Lazarus' Kool-Aid: (From the world of Supersize Island)
by J.J. Walsh
Why You'll Love This
When murder dolls are just the opening act, you know the real nightmare hasn't even introduced itself yet.
- Great if you want: LitRPG chaos with D&D mechanics and genuine emotional stakes
- The experience: Fast, frenetic, and gleefully unhinged — barely a breath between escalations
- The writing: Walsh weaponizes eighties nostalgia and game logic with sharp comic timing
- Skip if: you prefer grounded fantasy over reality-breaking absurdist escalation
About This Book
When Henry Hubble's morning goes sideways because three cherubic rag dolls are trying to murder him, that's just the opening move. J.J. Walsh's follow-up to Supersize Island drops readers into a reality that's been gamified against Henry's will — complete with bosses, minions, and opponents pulled directly from his own memories — while the life of someone he loves ticks toward zero. The stakes are genuine even when the scenario is gleefully absurd, and the tension between those two registers is exactly what keeps the pages turning.
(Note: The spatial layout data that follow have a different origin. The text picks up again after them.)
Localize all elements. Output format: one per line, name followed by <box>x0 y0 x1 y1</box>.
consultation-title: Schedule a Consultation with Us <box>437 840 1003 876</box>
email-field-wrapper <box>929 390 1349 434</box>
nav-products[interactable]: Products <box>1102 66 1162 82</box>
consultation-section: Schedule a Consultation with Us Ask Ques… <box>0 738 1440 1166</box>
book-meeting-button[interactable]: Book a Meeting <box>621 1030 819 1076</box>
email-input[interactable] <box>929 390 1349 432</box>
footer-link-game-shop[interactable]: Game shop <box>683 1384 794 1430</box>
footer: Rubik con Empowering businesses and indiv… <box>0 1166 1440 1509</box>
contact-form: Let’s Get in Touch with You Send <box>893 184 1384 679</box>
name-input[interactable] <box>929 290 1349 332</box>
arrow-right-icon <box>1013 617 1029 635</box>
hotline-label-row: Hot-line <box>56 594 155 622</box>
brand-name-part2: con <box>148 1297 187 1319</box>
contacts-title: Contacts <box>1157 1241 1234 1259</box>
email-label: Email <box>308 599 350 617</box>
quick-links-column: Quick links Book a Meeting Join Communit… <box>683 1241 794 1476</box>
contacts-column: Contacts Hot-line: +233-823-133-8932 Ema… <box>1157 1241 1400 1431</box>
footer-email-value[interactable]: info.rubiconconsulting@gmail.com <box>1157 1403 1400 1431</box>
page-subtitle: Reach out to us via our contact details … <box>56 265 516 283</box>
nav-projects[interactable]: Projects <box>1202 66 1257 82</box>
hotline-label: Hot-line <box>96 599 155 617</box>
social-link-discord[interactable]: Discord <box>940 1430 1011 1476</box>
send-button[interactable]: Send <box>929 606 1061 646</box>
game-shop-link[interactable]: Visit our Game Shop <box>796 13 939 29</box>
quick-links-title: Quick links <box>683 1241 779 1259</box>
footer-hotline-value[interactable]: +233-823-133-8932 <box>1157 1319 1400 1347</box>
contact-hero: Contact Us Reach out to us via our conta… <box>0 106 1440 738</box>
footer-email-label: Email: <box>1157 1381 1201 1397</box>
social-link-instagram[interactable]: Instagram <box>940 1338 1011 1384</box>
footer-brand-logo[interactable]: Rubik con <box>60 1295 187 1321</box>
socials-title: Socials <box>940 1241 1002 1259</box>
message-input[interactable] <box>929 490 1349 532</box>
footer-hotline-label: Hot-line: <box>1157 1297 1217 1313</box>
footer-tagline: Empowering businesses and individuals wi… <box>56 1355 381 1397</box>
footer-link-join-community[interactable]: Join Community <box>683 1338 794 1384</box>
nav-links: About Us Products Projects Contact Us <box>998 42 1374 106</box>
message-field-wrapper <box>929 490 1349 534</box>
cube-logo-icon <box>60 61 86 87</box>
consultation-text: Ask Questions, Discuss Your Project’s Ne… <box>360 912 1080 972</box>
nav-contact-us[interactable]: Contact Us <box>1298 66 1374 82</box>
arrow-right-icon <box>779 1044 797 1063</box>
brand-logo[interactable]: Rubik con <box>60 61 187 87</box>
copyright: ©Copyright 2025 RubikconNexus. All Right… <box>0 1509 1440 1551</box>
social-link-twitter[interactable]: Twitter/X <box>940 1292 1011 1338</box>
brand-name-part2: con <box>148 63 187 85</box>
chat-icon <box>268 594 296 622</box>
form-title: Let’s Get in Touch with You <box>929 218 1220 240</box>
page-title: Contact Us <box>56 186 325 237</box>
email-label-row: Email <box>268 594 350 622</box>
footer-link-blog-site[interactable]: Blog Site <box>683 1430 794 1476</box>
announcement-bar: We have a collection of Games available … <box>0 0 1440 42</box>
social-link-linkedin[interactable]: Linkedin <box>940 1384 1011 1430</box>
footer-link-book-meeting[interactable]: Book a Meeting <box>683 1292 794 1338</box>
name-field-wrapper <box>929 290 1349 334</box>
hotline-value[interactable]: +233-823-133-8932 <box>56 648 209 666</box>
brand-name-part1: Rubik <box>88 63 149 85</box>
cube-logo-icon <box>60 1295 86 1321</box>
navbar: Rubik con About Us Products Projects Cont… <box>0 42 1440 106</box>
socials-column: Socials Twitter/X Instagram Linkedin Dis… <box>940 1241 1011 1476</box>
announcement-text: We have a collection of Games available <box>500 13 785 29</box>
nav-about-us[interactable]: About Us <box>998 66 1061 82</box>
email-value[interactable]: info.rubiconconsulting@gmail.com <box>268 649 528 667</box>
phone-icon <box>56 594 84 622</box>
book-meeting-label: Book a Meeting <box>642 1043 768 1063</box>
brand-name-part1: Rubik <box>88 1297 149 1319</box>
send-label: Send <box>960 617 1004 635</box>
Walsh writes with the confidence of someone who knows precisely how ridiculous things are and refuses to wink too hard at the camera. The prose moves fast, the humor lands without deflating the danger, and the world-building borrows from D&D mechanics and eighties action logic in ways that feel inventive rather than nostalgic. What distinguishes this as a reading experience is Walsh's structural instincts — the escalations are calibrated, the reveals earn their weight, and the strangeness accumulates into something that actually means something by the end.